Commentary: Boardroom Changes That Could Rebuild Trust
By John A. Byrne
Nearly 50 years ago, a Harvard Business School professor observed that too many boards of directors were mere "ornaments on a corporate Christmas tree"--largely decorative, in other words, and serving little real business purpose.
The recent spate of accounting scandals, ethical lapses, and outrageous CEO payouts is proof that not much has changed. Now, in the post-Enron Corp. world, there is no shortage of new ideas for making boards more responsible to shareholders and less beholden to management. But the most reasoned and intelligent response to the governance crisis is coming from, of all places, the New York Stock Exchange, that bedrock of free-market power. On June 6, the NYSE unveiled proposals that, if accepted, would force some of the most dramatic changes ever in corporate governance.
NYSE Chairman Richard A. Grasso got into the reform-making act at the request of Securities & Exchange Commission head Harvey L. Pitt, who on Feb. 13 asked for a review of the exchange's listing standards. Grasso acted swiftly, recruiting former AOL Time Warner Inc. CEO Gerald M. Levin, New York State Comptroller H. Carl McCall, and Leon Panetta, ex-White House chief of staff, to head up the efforts.

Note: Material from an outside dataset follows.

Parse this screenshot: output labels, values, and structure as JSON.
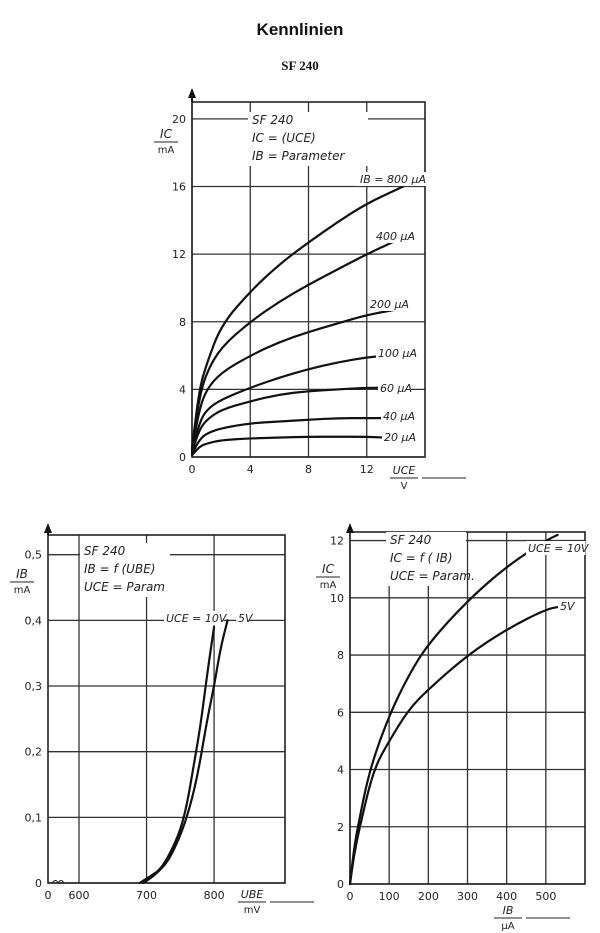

Their recommendations pose a clear challenge to boards: Start thinking for yourselves. Among other things, the new rules would force the independent directors of every company listed on the exchange to meet regularly without management present. That group would have to name a lead director to preside at these sessions, and the panel could communicate directly with employees and shareholders.
Best of all, the proposals put the CEO on the moral--if not legal--hook for the company's results. Each year, the boss would have to certify that information provided to shareholders is accurate and complete and that the company is complying with the new standards. The NYSE would publicly reprimand first-time violators and could delist a company that repeatedly or flagrantly defies the rules. "That is tough stuff," says Ira M. Millstein, a longtime governance guru.
With Congress gridlocked and the SEC playing catch-up, the NYSE's proposed new rules could go a long way toward correcting more than a decade of excess and abuse by calling for stronger checks and balances--especially since the regulations would go far beyond the anemic reforms adopted by Nasdaq last month. That has shareholder activists and governance experts heaping on the praise: "My basic reaction is surprise and delight," says shareholder activist Nell Minow.
Perhaps the single greatest surprise is how deeply the NYSE dug into the inner workings of key board committees. The new standards would require audit committees to be chaired by directors with financial expertise. And the panels would have to meet--separately and at least every quarter--with management, internal auditors, and independent auditors. That's a minimum of 12 meetings a year. The audit panel of Johnson & Johnson's board, one of the best in Corporate America, met only four times last year.
Many of the proposed changes are long overdue. After years of complaints about management-heavy boards, the exchange now wants outsiders to make up a majority of directors. Its current standard requires only three independent directors--even though "best practice" guidelines have long urged otherwise.
None of these reforms can guarantee that directors will always put shareholders' interests first. The exchange also must resist efforts to water down the rules during a two-month comment period before they're passed on to the SEC for approval. If enacted, virtually all these standards would take effect immediately. But just proposing them puts Corporate America on the road to restoring trust; implementation would help to rebuild confidence in U.S. financial markets. The new rules might even make real directors out of those decorative ornaments.
Senior Writer Byrne writes on management and governance issues.